Monday, October 31, 2011

Save the Cucumbers! Global Gardens Oil and Vinegar

"A cucumber should be well-sliced, dressed with pepper and vinegar, and then thrown out." - Samuel Johnson

Apparently, Samuel Johnson wasn't using the right vinegar.

I always bring my friends up to the Santa Ynez valley for a day when they visit, because it’s wine country and my friends are alcoholics. This past Saturday I went up to the Santa Ynez valley to spend some time with my friend Charyl, who lives there.

Our destination was Los Olivos, a picturesque town of 1,000 residents where every storefront is a tasting room or art gallery of some kind. We were headed to Global Gardens, owned and operated by Theo Stephan. Theo produces all different kinds of olive oil, vinegar, sauces, and glazes. She’s recently released her first cookbook, Olive Oil & Vinegar for Life, with lots of creative recipes (including lots of vegan ones!).

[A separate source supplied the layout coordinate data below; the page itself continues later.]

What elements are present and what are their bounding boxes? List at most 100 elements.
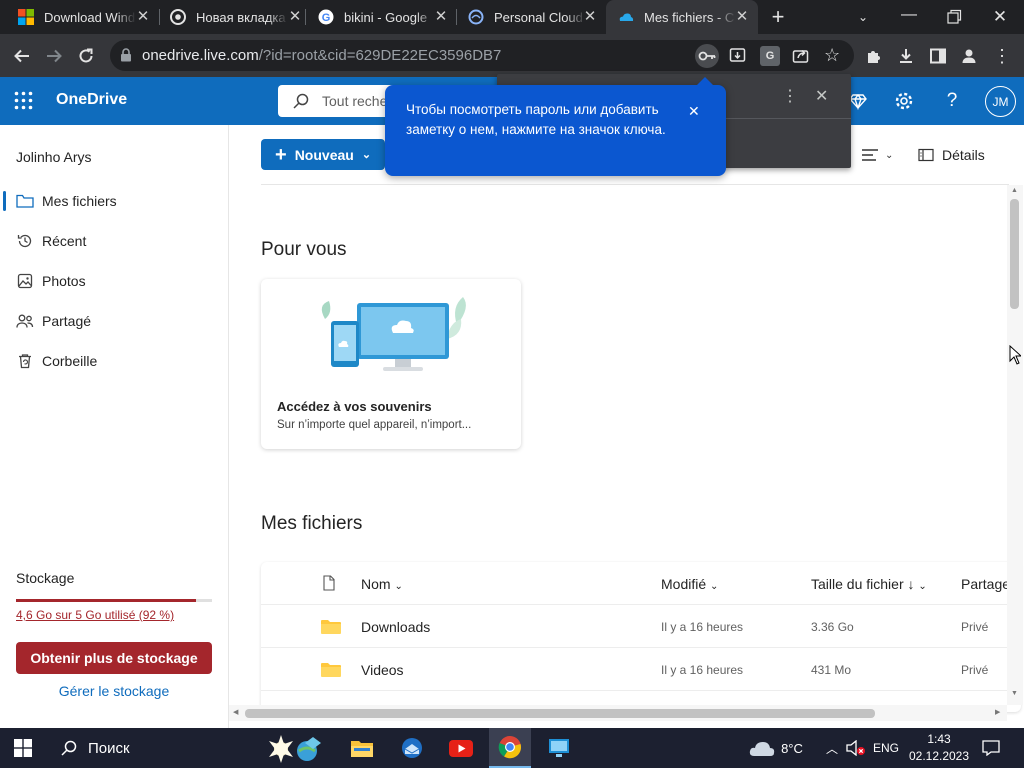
close-tab-icon[interactable]: ✕ [734, 9, 750, 25]
close-tab-icon[interactable]: ✕ [433, 9, 449, 25]
search-icon [61, 740, 77, 756]
more-menu-icon[interactable]: ⋮ [988, 42, 1016, 70]
language-indicator[interactable]: ENG [870, 728, 902, 768]
file-name[interactable]: Downloads [361, 619, 430, 635]
notifications-icon[interactable] [978, 728, 1004, 768]
clock[interactable]: 1:43 02.12.2023 [904, 728, 974, 768]
sidebar-item-recent[interactable]: Récent [0, 221, 229, 261]
forward-arrow-icon[interactable] [40, 42, 68, 70]
clock-date: 02.12.2023 [908, 749, 970, 763]
file-sharing: Privé [961, 620, 989, 634]
minimize-window-icon[interactable]: — [897, 5, 921, 29]
sidebar: Jolinho Arys Mes fichiers Récent Photos … [0, 125, 229, 728]
column-modified[interactable]: Modifié ⌄ [661, 576, 718, 592]
volume-muted-icon[interactable] [844, 728, 868, 768]
address-bar[interactable]: onedrive.live.com/?id=root&cid=629DE22EC… [110, 40, 854, 71]
new-tab-plus-icon[interactable]: + [766, 5, 790, 29]
translate-icon[interactable]: G [760, 46, 780, 66]
vertical-scroll-thumb[interactable] [1010, 199, 1019, 309]
extensions-puzzle-icon[interactable] [860, 42, 888, 70]
memories-card[interactable]: Accédez à vos souvenirs Sur n’importe qu… [261, 279, 521, 449]
sidebar-item-shared[interactable]: Partagé [0, 301, 229, 341]
profile-icon[interactable] [955, 42, 983, 70]
file-explorer-icon[interactable] [344, 728, 380, 768]
close-tab-icon[interactable]: ✕ [135, 9, 151, 25]
brand-name[interactable]: OneDrive [56, 91, 127, 109]
avatar[interactable]: JM [985, 86, 1016, 117]
downloads-icon[interactable] [892, 42, 920, 70]
column-size[interactable]: Taille du fichier ↓ ⌄ [811, 576, 927, 592]
settings-gear-icon[interactable] [892, 89, 916, 113]
tab-strip: Download Wind ✕ Новая вкладка ✕ G bikini… [0, 0, 1024, 34]
tab-personal-cloud[interactable]: Personal Cloud ✕ [450, 0, 606, 34]
files-table: Nom ⌄ Modifié ⌄ Taille du fichier ↓ ⌄ Pa… [261, 562, 1021, 712]
cloud-globe-icon [468, 9, 484, 25]
key-icon[interactable] [695, 44, 719, 68]
search-icon [292, 92, 310, 110]
storage-usage-link[interactable]: 4,6 Go sur 5 Go utilisé (92 %) [16, 608, 174, 622]
sidebar-item-recycle-bin[interactable]: Corbeille [0, 341, 229, 381]
remote-desktop-icon[interactable] [541, 728, 577, 768]
manage-storage-link[interactable]: Gérer le stockage [16, 683, 212, 699]
youtube-icon[interactable] [443, 728, 479, 768]
vertical-scrollbar[interactable]: ▲ ▼ [1007, 185, 1023, 705]
file-sharing: Privé [961, 663, 989, 677]
sidebar-item-my-files[interactable]: Mes fichiers [0, 181, 229, 221]
taskbar-search[interactable]: Поиск [48, 728, 248, 768]
taskbar-search-label: Поиск [88, 739, 130, 757]
reload-icon[interactable] [72, 42, 100, 70]
chevron-down-icon: ⌄ [885, 149, 894, 161]
new-button[interactable]: + Nouveau ⌄ [261, 139, 385, 170]
tab-google-search[interactable]: G bikini - Google ✕ [300, 0, 457, 34]
scroll-right-arrow-icon[interactable]: ▶ [995, 708, 1000, 716]
bubble-close-icon[interactable]: ✕ [688, 101, 700, 121]
side-panel-icon[interactable] [924, 42, 952, 70]
help-icon[interactable]: ? [940, 89, 964, 113]
panel-close-icon[interactable]: ✕ [815, 86, 828, 106]
tray-chevron-up-icon[interactable]: ︿ [822, 728, 842, 768]
scroll-up-arrow-icon[interactable]: ▲ [1011, 187, 1018, 194]
lock-icon[interactable] [120, 48, 132, 65]
chrome-taskbar-icon[interactable] [489, 728, 531, 768]
scroll-left-arrow-icon[interactable]: ◀ [233, 708, 238, 716]
get-more-storage-button[interactable]: Obtenir plus de stockage [16, 642, 212, 674]
bookmark-star-icon[interactable]: ☆ [824, 46, 840, 64]
thunderbird-icon[interactable] [394, 728, 430, 768]
restore-window-icon[interactable] [943, 6, 965, 28]
column-name[interactable]: Nom ⌄ [361, 576, 403, 592]
bubble-text: Чтобы посмотреть пароль или добавить зам… [406, 102, 666, 137]
tab-search-chevron-icon[interactable]: ⌄ [852, 6, 874, 28]
view-options-button[interactable]: ⌄ [861, 145, 905, 165]
horizontal-scrollbar[interactable]: ◀ ▶ [229, 705, 1007, 721]
weather-flower-decoration [262, 728, 334, 768]
table-row[interactable]: Downloads Il y a 16 heures 3.36 Go Privé [261, 605, 1021, 648]
install-app-icon[interactable] [729, 47, 746, 67]
tab-new-tab[interactable]: Новая вкладка ✕ [152, 0, 311, 34]
tab-download-windows[interactable]: Download Wind ✕ [0, 0, 159, 34]
column-name-label: Nom [361, 576, 391, 592]
details-button[interactable]: Détails [918, 145, 985, 165]
file-name[interactable]: Videos [361, 662, 404, 678]
tab-mes-fichiers[interactable]: Mes fichiers - C ✕ [606, 0, 758, 34]
toolbar-divider [261, 184, 1009, 185]
recycle-bin-icon [16, 352, 34, 370]
back-arrow-icon[interactable] [8, 42, 36, 70]
column-sharing[interactable]: Partage [961, 576, 1010, 592]
sidebar-item-photos[interactable]: Photos [0, 261, 229, 301]
weather-widget[interactable]: 8°C [744, 728, 808, 768]
app-launcher-icon[interactable] [14, 91, 33, 113]
plus-icon: + [275, 143, 287, 166]
column-size-label: Taille du fichier [811, 576, 904, 592]
start-button[interactable] [0, 728, 46, 768]
chevron-down-icon: ⌄ [710, 581, 719, 592]
card-title: Accédez à vos souvenirs [277, 399, 432, 414]
share-icon[interactable] [792, 47, 809, 67]
column-modified-label: Modifié [661, 576, 707, 592]
bubble-arrow [697, 77, 713, 85]
close-tab-icon[interactable]: ✕ [582, 9, 598, 25]
close-window-icon[interactable]: ✕ [988, 5, 1012, 29]
horizontal-scroll-thumb[interactable] [245, 709, 875, 718]
panel-more-icon[interactable]: ⋮ [782, 86, 798, 106]
scroll-down-arrow-icon[interactable]: ▼ [1011, 690, 1018, 697]
table-row[interactable]: Videos Il y a 16 heures 431 Mo Privé [261, 648, 1021, 691]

While Charyl waited in line to get her cookbook signed by Theo, I looked around the store. Look at all that fancy oil and vinegar!

Since Charyl is a member of Global Gardens, we got an olive oil and vinegar tasting for free. I would have taken straight shots of the stuff – it was that good – but they provided delicious artisan bread from Solvang Pie Company to dip in it.

I was most impressed by the taste of the walnut oil. Theo’s daughter Anita, who was in charge of the tasting, told me that their walnut oil provided 100% of my daily Omega-3 fatty acid requirement. Since I don’t eat fish, I’m always looking for ways to get more Omega-3; usually I just binge on ground flax seed (and by “binge” I mean sprinkle it in my oatmeal).

So I bought a bottle of the walnut oil. (I used it to grill tofu that night and it worked really well; it withstood the high heat much better than olive oil does.)

Outside the shop, Theo’s other daughter was providing tastes of some of the recipes in the new cookbook. I tried the Cowgirl Blue Caviar made with Meyer Lemon Balsamic Bliss, one of Global Gardens’ signature vinegars. Obviously, it’s not really caviar – it’s a dip made of avocado, garlic, corn, beans, cilantro, and of course olive oil and vinegar. Yum!


Since I had splurged and dropped $20 on fancy walnut oil, I couldn’t afford to buy my own copy of Theo’s cookbook, but I went ahead and stole some of the recipes out of Charyl’s copy. I’m excited to try them – but the Global Gardens operation is really inspiring and it makes me want to invent my own recipes using oils and special vinegars.

If only Samuel Johnson had known about Global Gardens (or had lived two hundred years longer), he wouldn't have wasted so many cucumbers.